Question

How do you evaluate the given indefinite integral $\int{{{\sin }^{3}}x{{\cos }^{5}}xdx}$?

Answer 1

We start solving the problem by making use of the fact that ${{\sin }^{2}}x=1-{{\cos }^{2}}x$ in the given integrand. We then make the necessary calculations and then assume $y=\cos x$ to proceed through the problem. We then find $dy$ in terms of $dx$ by making the necessary calculations. We then make use of the facts that $\int{\left( a-b \right)dx}=\int{adx}+\int{bdx}$, $\int{{{x}^{n}}dx}=\dfrac{{{x}^{n+1}}}{n+1}+C$ to proceed through the problem. We then substitute $y=\cos x$ to get the required answer for the given indefinite integral.
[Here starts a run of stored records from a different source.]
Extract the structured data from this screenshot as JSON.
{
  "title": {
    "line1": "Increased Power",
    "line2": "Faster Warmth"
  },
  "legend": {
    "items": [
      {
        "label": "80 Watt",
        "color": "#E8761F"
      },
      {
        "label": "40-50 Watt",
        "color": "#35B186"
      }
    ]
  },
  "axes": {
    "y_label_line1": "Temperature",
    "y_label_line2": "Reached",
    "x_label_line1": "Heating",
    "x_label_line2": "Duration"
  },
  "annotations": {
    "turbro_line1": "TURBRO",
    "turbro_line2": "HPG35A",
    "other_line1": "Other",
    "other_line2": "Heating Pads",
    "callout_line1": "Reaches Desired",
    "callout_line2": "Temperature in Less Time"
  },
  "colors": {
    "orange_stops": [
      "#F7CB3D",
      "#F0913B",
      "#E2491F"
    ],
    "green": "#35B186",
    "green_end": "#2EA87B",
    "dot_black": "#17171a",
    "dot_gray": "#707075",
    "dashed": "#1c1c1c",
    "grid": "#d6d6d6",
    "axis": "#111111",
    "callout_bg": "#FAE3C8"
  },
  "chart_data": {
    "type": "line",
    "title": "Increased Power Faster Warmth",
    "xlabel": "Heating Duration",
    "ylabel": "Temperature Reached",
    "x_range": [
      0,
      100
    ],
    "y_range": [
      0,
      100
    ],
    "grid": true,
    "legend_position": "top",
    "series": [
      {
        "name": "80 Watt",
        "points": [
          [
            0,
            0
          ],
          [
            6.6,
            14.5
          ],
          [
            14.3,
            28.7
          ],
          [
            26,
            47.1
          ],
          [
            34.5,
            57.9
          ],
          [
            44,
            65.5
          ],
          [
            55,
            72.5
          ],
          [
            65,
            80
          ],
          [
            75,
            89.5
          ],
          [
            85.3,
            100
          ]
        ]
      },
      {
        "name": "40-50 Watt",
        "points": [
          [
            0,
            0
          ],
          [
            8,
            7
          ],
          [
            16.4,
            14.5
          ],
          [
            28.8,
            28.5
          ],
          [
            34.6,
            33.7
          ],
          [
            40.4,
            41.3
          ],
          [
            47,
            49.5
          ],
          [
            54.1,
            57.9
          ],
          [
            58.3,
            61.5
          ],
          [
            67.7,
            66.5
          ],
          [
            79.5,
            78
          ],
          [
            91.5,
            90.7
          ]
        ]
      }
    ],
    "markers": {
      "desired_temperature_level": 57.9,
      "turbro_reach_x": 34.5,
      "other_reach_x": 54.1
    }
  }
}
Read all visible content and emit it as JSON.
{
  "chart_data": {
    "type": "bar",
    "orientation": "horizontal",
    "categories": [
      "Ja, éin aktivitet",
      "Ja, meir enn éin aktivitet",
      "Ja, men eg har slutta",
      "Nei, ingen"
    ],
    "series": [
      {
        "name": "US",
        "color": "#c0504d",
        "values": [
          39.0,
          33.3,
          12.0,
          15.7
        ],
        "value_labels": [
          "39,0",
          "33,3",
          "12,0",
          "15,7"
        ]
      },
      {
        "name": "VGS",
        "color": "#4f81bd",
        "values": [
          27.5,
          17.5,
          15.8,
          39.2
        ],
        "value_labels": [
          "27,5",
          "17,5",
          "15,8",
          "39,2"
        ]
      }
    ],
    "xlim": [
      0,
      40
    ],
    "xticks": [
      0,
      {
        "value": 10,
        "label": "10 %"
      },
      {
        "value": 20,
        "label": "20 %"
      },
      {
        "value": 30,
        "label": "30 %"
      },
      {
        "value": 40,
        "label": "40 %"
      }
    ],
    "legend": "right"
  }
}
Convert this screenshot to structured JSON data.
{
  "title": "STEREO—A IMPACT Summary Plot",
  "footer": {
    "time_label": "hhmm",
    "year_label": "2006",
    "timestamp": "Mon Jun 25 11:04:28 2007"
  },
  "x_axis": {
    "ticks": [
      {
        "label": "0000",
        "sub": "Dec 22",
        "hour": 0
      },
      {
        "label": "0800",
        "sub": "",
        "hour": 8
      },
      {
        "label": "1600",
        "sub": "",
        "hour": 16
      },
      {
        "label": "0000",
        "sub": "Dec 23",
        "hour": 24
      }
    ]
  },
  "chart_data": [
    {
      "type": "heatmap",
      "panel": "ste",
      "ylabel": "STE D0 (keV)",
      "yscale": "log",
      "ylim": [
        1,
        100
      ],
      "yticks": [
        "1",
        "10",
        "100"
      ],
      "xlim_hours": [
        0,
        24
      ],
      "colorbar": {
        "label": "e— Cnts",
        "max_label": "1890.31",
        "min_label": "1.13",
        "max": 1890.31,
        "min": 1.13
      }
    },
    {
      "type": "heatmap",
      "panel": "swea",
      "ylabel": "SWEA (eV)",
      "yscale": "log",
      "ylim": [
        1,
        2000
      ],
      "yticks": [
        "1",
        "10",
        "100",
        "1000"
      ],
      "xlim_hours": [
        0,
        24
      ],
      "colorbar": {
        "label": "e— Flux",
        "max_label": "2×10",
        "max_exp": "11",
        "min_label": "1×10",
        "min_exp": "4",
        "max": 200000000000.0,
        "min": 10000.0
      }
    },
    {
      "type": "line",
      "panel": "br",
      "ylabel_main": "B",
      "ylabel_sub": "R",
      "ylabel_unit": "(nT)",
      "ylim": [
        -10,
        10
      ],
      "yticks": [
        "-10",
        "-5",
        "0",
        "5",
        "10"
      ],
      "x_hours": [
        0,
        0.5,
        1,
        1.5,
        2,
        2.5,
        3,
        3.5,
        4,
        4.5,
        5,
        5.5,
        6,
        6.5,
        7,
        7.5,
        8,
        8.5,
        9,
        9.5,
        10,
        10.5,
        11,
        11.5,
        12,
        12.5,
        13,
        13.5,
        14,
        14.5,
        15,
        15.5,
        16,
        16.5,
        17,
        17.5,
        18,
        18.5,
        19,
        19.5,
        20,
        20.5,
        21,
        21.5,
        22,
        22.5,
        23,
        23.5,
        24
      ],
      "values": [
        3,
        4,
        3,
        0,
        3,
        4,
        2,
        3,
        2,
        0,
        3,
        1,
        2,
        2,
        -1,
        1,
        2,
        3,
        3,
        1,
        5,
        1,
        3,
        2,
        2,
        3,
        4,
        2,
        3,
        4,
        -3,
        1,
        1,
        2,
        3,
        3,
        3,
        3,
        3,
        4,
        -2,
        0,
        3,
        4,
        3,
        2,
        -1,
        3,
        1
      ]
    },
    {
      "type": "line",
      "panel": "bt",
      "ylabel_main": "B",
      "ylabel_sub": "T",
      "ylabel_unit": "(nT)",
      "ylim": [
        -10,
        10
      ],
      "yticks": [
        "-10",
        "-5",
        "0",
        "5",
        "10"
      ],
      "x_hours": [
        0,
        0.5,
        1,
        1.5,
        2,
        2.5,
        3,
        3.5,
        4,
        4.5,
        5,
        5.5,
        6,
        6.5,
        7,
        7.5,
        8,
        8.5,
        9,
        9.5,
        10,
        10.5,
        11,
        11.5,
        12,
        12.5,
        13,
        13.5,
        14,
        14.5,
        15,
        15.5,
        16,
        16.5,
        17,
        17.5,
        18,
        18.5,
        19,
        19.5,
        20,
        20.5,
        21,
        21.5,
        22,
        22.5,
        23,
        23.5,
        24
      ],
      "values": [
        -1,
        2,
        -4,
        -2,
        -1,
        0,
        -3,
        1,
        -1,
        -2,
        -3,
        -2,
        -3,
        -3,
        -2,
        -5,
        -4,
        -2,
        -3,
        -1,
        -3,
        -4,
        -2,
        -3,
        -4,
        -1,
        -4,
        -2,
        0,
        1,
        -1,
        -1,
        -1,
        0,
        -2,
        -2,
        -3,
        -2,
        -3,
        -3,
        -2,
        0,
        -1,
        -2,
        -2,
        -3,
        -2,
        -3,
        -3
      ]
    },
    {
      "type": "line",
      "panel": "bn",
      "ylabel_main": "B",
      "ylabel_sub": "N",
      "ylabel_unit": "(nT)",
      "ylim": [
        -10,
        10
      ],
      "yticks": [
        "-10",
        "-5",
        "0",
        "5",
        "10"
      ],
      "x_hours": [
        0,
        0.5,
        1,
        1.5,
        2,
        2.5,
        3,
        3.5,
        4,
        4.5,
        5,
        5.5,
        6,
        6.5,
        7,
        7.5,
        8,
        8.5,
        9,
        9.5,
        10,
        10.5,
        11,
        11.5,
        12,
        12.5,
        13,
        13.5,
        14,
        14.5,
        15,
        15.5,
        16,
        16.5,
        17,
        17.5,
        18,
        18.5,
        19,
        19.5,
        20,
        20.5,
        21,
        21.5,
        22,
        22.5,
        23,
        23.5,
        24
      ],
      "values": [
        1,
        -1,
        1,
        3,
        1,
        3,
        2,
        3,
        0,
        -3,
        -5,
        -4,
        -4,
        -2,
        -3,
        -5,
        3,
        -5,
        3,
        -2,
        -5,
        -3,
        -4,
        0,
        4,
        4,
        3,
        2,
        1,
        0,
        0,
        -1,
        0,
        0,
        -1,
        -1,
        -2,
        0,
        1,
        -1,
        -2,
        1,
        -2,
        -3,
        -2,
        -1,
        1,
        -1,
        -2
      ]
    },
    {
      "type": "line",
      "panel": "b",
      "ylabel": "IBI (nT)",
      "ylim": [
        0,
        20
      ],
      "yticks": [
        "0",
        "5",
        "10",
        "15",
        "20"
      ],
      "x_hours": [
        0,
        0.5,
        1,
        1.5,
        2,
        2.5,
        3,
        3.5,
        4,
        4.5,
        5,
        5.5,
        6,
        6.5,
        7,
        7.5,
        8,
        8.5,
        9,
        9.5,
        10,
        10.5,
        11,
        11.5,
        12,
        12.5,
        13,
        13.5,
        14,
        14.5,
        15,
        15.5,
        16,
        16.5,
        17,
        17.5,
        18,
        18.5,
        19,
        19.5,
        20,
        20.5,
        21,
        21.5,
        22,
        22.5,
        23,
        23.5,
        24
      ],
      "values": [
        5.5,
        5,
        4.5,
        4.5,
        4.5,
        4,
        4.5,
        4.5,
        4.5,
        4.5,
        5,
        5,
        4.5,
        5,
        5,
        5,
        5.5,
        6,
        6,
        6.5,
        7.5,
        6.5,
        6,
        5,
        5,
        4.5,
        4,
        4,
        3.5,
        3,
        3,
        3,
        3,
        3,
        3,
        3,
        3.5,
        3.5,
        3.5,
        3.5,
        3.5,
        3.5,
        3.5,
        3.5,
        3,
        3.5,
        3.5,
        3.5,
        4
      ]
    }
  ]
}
Complete step-by-step answer:
According to the problem, we are asked to evaluate the given indefinite integral $\int{{{\sin }^{3}}x{{\cos }^{5}}xdx}$.
Let us assume $I=\int{{{\sin }^{3}}x{{\cos }^{5}}xdx}$.
$\Rightarrow I=\int{\sin x\times \left( {{\sin }^{2}}x \right)\times {{\cos }^{5}}xdx}$ ---(1).
We know that ${{\sin }^{2}}x=1-{{\cos }^{2}}x$. Let us use this result in equation (1).
$\Rightarrow I=\int{\sin x\times \left( 1-{{\cos }^{2}}x \right)\times {{\cos }^{5}}xdx}$.
$\Rightarrow I=\int{\left( {{\cos }^{5}}x-{{\cos }^{7}}x \right)\times \sin xdx}$.
$\Rightarrow I=\int{\left( {{\cos }^{7}}x-{{\cos }^{5}}x \right)\times \left( -\sin x \right)dx}$ ---(2).
Let us assume $y=\cos x$ ---(3).
Let us apply a differential on both sides of equation (3).
$\Rightarrow d\left( y \right)=d\left( \cos x \right)$.
$\Rightarrow dy=-\sin xdx$ ---(4).
Let us substitute equations (3) and (4) in equation (2).
$\Rightarrow I=\int{\left( {{y}^{7}}-{{y}^{5}} \right)dy}$ ---(5).
We know that $\int{\left( a-b \right)dx}=\int{adx}+\int{bdx}$. Let us use this result in equation (5).
$\Rightarrow I=\int{{{y}^{7}}dy}-\int{{{y}^{5}}dy}$ ---(6).
We know that $\int{{{x}^{n}}dx}=\dfrac{{{x}^{n+1}}}{n+1}+C$. Let us use this result in equation (6).
$\Rightarrow I=\dfrac{{{y}^{7+1}}}{7+1}-\dfrac{{{y}^{5+1}}}{5+1}+C$.
$\Rightarrow I=\dfrac{{{y}^{8}}}{8}-\dfrac{{{y}^{6}}}{6}+C$ ---(7).
Let us substitute equation (3) in equation (7).
$\Rightarrow I=\dfrac{{{\cos }^{8}}x}{8}-\dfrac{{{\cos }^{6}}x}{6}+C$.
So, we have found the result of integration of indefinite integral $\int{{{\sin }^{3}}x{{\cos }^{5}}xdx}$ as $\dfrac{{{\cos }^{8}}x}{8}-\dfrac{{{\cos }^{6}}x}{6}+C$.
$\therefore$ The result of integration of indefinite integral $\int{{{\sin }^{3}}x{{\cos }^{5}}xdx}$ as $\dfrac{{{\cos }^{8}}x}{8}-\dfrac{{{\cos }^{6}}x}{6}+C$.

Note: We can see that the given problem contains a huge amount of calculation, so we need to perform each step carefully to avoid confusion and calculation mistakes. We should not forget to add constant integration while solving this type of problem. We can also solve this problem by making use of the reduction formula of $\int{{{\sin }^{m}}x{{\cos }^{n}}xdx}$. Similarly, we can expect problems to find the value of definite integral $\int\limits_{0}^{\dfrac{\pi }{2}}{{{\sin }^{3}}x{{\cos }^{5}}xdx}$.